Motor axons are abnormal in Tardbpl-FL knocked down tardbp^fh301/fh301embryos at 36 hpf. Lateral views of the whole-mounted tardbp^+/+and tardbp^fh301/fh301embryos stained with znp-1 to detect axons. (A–C) Uninjected tardbp^+/+(WT) and tardbp^fh301/fh301 do not show any significant difference in axonal defects similar to control AMO (CoMo) injected groups (D–F). (G–I) Partial knockdown of Tardbpl-FL with tardbpl AMO +p53 results in a significant rise in the axonal defects in the tardbp^fh301/fh301mutant zebrafish (P < 0.001). (J) Normal motor axons in tardbp^+/+injected with tardbpl AMO 16ng. (K) Complete knockdown of tardbpl-FL in the tardbp^fh301/fh301resulted in severe axonal outgrowth defects with complete arrest of axons at the horizontal myoseptum (P < 0.0001) (L). (M and N) Enlarged sections of (J and K) demonstrating severe axonal out growth defects in the double knockout (Tardbp and Tardbl-FL) embryos.

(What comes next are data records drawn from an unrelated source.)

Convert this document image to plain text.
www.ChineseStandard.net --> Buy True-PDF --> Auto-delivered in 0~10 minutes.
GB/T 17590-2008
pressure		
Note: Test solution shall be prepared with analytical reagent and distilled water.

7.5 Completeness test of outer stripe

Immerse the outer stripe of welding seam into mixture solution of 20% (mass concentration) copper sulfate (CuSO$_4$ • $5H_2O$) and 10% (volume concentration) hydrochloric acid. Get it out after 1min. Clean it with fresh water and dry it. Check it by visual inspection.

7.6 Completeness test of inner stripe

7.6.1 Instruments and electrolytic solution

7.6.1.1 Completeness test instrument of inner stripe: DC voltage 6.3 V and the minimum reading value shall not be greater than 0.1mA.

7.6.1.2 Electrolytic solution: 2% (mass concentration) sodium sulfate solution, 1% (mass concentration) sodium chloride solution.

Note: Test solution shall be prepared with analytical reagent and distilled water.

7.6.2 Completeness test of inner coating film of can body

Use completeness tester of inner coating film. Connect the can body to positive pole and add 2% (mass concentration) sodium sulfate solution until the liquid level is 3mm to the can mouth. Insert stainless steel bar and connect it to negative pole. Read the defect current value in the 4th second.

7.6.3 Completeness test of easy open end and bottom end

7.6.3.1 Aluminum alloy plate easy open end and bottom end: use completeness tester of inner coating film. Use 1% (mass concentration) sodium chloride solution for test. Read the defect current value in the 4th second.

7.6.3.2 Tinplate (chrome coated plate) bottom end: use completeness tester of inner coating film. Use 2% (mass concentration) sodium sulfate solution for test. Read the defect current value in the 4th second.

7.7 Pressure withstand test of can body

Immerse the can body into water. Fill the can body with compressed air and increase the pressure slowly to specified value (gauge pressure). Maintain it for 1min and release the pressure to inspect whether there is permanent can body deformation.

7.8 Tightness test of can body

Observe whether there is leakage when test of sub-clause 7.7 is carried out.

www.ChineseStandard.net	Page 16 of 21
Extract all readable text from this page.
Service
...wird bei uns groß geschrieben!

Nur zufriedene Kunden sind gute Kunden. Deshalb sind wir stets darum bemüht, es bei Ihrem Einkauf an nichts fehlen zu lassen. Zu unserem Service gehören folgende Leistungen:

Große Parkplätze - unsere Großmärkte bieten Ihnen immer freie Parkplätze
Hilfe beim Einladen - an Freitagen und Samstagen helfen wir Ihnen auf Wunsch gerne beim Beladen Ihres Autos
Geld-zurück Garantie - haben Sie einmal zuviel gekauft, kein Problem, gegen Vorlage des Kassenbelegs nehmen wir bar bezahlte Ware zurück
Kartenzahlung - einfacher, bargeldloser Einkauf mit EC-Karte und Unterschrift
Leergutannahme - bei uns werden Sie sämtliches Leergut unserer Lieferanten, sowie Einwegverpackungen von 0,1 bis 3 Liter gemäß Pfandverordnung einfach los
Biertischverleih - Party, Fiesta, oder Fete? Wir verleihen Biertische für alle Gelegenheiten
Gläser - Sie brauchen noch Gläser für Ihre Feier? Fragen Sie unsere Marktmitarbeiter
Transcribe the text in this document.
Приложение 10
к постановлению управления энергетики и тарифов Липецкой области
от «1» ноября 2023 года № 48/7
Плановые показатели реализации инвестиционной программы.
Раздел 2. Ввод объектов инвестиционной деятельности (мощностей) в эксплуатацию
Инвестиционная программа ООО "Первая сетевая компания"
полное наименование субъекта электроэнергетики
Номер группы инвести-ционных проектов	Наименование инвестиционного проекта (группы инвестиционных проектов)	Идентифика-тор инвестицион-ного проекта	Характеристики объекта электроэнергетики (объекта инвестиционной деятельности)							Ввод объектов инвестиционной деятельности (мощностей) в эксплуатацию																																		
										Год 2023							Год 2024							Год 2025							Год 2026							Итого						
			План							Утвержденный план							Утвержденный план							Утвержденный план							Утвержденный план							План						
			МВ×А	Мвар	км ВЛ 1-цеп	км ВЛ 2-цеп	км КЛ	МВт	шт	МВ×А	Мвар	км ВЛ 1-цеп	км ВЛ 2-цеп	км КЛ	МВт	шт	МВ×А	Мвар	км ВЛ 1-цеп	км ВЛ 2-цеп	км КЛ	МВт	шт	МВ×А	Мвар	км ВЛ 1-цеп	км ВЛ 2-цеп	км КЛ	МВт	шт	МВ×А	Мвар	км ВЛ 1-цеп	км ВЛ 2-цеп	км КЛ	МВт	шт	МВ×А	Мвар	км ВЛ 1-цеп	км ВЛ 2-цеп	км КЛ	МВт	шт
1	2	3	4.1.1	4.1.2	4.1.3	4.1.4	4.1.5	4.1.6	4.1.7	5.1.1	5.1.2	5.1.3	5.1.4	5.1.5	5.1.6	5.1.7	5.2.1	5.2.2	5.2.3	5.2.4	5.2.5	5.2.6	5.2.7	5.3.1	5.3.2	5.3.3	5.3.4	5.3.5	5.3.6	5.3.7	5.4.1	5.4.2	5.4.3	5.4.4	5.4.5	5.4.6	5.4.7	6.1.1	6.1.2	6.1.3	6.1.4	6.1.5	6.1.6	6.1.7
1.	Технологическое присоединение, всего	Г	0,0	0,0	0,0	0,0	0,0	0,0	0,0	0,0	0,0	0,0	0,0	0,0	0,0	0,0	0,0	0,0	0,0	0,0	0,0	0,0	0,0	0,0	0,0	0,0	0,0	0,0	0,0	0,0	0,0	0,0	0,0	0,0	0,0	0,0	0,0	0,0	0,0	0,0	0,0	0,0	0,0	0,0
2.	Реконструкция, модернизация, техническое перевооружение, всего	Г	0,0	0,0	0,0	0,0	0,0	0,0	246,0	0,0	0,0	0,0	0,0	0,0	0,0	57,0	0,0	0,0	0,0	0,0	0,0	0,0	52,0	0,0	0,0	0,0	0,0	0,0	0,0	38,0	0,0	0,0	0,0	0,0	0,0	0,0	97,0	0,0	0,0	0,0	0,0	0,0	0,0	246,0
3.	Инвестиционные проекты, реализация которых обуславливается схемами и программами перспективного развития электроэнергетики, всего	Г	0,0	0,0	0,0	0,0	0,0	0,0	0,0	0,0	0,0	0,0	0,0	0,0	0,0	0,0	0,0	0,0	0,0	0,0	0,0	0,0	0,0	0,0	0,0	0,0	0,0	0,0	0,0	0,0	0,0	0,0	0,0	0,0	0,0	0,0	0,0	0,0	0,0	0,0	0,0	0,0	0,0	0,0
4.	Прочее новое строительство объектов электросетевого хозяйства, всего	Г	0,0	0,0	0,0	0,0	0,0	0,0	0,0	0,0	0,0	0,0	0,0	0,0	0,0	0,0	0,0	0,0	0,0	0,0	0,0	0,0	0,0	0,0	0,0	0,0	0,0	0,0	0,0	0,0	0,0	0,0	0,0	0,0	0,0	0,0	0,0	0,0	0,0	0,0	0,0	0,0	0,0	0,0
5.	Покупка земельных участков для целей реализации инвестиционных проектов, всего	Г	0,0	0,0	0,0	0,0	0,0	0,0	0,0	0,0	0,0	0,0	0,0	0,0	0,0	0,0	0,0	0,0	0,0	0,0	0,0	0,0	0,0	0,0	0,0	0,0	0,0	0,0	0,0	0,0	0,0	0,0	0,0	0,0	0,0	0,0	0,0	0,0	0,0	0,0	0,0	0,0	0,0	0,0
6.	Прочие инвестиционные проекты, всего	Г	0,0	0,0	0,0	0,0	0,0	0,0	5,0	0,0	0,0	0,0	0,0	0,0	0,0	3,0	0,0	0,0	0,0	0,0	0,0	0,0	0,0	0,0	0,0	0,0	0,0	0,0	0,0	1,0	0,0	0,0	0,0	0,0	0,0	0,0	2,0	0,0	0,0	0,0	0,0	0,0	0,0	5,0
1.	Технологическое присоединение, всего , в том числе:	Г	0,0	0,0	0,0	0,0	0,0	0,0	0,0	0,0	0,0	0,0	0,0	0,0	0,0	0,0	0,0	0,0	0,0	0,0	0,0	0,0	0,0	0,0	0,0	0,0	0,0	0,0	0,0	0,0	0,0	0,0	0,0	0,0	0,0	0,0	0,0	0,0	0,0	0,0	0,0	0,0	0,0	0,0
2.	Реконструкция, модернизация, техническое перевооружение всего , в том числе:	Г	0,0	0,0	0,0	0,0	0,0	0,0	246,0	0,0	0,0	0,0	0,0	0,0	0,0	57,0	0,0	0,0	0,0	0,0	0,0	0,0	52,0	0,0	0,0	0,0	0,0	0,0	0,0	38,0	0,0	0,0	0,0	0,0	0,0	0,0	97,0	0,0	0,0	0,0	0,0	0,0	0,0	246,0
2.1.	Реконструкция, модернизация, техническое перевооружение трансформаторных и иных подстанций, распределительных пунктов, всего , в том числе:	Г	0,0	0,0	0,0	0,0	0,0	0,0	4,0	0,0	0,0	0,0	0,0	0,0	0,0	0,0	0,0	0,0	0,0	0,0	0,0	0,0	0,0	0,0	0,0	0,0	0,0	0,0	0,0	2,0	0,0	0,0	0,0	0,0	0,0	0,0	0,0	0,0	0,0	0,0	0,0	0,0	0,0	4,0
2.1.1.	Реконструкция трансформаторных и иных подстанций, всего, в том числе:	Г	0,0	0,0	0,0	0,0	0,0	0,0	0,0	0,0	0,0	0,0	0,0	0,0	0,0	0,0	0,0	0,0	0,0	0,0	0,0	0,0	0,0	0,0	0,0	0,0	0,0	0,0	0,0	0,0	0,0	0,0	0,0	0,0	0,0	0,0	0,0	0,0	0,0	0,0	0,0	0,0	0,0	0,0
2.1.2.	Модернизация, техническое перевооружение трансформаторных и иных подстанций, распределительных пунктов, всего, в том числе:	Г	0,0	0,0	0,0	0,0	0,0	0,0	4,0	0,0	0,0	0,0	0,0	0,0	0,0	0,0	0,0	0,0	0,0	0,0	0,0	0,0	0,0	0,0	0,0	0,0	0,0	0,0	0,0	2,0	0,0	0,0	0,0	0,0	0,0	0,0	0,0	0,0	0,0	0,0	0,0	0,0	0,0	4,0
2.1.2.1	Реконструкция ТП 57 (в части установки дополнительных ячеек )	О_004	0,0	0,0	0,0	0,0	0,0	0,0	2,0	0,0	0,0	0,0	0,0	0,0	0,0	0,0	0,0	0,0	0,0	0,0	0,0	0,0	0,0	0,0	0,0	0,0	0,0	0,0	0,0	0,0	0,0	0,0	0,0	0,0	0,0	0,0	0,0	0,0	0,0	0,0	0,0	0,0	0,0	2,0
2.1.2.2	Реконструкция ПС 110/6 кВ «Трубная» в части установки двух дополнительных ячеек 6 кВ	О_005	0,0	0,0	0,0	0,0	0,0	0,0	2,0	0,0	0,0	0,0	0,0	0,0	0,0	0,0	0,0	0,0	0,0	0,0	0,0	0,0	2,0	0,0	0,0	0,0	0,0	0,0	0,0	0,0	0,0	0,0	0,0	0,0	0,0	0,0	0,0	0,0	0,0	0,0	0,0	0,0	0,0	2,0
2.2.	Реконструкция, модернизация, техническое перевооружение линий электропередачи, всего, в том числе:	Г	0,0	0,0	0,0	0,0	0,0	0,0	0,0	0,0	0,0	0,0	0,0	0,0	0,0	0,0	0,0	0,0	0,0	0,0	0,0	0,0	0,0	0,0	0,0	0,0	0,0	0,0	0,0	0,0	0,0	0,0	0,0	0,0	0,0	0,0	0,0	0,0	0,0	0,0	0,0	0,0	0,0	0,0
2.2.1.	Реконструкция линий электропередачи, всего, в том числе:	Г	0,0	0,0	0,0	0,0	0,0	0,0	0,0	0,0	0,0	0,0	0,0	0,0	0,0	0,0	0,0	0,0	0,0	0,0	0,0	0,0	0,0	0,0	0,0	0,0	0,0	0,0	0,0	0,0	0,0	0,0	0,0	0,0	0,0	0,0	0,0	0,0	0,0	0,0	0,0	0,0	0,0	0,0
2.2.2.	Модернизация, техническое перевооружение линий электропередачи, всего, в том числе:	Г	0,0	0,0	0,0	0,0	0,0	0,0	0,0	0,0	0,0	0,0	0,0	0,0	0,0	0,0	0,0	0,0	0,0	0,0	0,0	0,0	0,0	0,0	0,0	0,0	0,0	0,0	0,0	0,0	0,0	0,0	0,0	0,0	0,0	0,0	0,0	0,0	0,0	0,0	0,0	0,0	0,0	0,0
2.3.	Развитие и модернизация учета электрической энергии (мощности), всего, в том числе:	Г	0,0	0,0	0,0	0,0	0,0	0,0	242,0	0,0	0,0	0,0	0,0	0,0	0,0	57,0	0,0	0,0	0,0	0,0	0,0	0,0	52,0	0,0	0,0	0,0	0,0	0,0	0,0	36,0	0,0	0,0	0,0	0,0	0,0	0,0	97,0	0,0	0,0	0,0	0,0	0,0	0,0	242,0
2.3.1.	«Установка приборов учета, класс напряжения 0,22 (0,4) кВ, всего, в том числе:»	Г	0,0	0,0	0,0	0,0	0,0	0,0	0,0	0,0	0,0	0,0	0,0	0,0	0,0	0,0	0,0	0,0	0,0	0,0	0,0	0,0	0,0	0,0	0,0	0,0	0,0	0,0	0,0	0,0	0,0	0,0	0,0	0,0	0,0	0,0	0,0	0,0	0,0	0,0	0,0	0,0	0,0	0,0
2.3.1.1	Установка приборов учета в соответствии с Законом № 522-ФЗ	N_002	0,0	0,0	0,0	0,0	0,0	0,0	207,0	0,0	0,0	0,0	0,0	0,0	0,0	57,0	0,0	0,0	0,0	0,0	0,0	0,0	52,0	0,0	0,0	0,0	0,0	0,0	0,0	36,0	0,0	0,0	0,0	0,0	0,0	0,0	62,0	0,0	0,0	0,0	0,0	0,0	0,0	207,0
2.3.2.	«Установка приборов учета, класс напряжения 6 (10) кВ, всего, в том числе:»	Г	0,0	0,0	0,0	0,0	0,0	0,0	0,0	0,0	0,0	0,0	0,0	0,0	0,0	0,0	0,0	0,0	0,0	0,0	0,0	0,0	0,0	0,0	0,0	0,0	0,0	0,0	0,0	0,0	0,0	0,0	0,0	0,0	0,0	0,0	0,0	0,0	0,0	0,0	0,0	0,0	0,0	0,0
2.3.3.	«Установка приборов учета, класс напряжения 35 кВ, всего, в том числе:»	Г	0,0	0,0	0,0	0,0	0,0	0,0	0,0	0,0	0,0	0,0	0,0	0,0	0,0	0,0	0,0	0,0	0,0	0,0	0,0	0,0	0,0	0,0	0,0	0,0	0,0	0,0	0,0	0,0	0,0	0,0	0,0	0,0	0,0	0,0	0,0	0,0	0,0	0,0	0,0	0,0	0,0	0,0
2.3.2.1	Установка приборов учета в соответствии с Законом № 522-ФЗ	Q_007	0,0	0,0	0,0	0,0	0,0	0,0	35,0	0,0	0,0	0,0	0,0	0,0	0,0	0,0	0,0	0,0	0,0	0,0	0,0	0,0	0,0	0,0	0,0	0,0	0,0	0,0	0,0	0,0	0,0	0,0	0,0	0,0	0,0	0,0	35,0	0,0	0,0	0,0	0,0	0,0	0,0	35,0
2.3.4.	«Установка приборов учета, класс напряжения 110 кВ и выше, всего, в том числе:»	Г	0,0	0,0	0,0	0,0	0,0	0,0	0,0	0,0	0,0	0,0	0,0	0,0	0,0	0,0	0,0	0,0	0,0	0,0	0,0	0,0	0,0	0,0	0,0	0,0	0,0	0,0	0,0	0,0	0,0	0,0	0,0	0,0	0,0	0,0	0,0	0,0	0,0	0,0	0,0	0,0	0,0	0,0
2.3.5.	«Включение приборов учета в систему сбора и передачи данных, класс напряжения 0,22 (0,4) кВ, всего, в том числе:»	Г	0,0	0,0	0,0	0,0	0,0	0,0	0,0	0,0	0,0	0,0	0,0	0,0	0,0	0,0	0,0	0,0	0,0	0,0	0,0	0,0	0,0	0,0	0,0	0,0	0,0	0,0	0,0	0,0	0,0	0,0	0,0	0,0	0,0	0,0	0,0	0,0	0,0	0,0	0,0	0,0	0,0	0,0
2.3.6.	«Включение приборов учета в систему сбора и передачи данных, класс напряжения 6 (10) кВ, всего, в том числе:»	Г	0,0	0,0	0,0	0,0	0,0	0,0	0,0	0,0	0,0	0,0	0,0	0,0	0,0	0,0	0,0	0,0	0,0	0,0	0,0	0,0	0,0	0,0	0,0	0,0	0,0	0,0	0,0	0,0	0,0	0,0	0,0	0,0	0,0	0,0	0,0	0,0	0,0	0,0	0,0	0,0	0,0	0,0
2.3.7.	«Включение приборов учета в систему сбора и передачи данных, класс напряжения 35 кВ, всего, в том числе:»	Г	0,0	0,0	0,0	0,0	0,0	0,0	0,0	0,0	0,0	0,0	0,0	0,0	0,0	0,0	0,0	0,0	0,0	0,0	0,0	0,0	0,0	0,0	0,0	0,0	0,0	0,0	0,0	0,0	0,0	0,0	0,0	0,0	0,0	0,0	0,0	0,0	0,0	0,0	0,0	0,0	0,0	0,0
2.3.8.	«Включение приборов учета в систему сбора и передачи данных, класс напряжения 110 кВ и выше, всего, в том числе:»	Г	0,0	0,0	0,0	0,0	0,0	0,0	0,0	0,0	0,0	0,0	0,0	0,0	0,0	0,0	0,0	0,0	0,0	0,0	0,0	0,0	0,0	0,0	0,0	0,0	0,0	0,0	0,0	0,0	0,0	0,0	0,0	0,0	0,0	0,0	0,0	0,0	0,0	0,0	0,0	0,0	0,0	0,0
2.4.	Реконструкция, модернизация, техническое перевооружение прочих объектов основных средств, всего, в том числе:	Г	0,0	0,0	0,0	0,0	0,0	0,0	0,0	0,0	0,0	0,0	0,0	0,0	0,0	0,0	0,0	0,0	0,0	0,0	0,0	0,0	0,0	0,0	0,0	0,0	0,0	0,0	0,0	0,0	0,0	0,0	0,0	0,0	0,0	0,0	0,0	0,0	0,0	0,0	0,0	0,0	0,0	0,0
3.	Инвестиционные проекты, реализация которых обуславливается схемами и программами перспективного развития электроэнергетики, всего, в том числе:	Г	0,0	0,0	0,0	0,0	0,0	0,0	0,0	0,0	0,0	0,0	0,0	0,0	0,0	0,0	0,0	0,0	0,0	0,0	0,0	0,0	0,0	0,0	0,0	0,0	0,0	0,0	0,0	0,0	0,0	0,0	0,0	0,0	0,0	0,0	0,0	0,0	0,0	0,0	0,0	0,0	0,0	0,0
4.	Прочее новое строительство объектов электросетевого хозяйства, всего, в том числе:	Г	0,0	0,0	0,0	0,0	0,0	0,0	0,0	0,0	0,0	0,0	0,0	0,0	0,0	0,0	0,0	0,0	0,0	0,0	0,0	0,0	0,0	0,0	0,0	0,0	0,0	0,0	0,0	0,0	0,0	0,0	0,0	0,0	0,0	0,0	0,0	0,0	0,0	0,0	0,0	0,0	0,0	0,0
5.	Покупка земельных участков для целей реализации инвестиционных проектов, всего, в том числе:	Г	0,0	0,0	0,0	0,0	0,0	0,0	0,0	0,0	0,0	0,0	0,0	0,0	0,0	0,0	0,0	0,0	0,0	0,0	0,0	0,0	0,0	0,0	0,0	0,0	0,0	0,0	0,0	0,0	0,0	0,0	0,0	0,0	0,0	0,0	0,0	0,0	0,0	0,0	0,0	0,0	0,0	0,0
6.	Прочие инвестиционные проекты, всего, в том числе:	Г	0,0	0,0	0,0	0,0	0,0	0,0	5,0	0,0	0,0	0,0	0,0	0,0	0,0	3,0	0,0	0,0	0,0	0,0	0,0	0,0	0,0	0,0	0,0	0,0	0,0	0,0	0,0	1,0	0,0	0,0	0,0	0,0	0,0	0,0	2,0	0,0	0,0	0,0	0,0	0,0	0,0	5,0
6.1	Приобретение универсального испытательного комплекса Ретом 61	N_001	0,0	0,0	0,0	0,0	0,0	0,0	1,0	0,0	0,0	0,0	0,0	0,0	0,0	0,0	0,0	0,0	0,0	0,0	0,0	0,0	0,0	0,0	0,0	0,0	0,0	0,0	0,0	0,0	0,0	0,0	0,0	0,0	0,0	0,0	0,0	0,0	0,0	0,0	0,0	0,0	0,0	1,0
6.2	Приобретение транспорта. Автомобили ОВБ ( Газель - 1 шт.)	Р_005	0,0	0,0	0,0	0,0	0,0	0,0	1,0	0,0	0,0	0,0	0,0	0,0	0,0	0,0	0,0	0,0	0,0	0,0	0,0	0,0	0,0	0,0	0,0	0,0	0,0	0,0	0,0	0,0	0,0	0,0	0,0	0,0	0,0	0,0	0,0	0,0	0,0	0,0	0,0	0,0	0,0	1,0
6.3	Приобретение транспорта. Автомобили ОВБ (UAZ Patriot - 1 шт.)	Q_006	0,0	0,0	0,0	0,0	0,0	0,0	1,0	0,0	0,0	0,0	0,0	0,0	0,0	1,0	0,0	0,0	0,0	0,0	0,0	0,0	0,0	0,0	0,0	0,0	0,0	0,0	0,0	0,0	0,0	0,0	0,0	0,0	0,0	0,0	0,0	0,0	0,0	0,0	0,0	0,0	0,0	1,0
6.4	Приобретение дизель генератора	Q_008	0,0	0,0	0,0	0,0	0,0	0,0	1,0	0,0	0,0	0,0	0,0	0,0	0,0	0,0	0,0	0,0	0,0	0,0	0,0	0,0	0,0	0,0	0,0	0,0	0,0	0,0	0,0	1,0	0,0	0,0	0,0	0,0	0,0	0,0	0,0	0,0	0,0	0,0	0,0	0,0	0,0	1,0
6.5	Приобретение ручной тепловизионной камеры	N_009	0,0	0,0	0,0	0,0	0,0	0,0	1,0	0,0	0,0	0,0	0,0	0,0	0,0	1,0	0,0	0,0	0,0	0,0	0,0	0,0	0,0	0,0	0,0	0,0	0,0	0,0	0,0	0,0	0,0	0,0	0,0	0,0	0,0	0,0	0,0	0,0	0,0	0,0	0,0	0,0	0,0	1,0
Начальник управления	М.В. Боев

Black arrow points out at an infrequent axonal truncation defect (low dose tardbpl AMO), while white arrows indicate numerous axonal out growth defects (high dose tardbpl AMO).

Figure 5.

Alternative splicing of tardbpl gives rise to tardbpl-FL, which rescues the tardbp^fh301/fh301 null phenotype. (A)Western blot of WT and tardbp^fh301/fh301 embryos at 48 hpf, probed with h.TDP-43 Ab1, demonstrating relative over expression of Tardbpl-FL (solid black arrow) and the reduction in Tardbpl expression in the tardbp^fh301/fh301 mutant zebrafish (asterisk). (B) Introns 5–6 of the tardbpl (ENSDART00000027255) on chromosome 23 contain a coding sequence, which potentially could give rise to a longer Tardbpl protein (Tardbpl-FL). (C) Predicted alternative splicing event, which results in inclusion of introns 5–6 creating tardbpl-FL. RT–PCR primers for common exon (exons 2 and 3), tardbpl-FL-specific primers (exons 4 and 5 but within intron 6 of tardbpl) and tardbpl-specific primer (exons 4 and 7) are also shown by arrows. (D) qRT–PCR estimation of expression of tardbpl and tardbpl-FL revealed a 2.42-fold increase (tardbpl-FL, ΔΔCT WT-tardbp^fh301/fh301 of +1.27) in the tardbpl-FL expression in tardbp^fh301/fh301mutant embryos compared with the WT embryos at 48 hpf and tardbpl expression was reduced in the tardbp^fh301/fh301mutant embryos (tardbpl, ΔΔCT WT-tardbp^fh301/fh301 of −0.213). (E) ClustalW2 alignment of the Tardbp and predicted Tardbpl-FL amino acid sequences. Both the N and the C termini are highly conserved. Tardbpl-FL is missing nine amino acids from the GRD, of which six are glycine residues (highlighted in grey).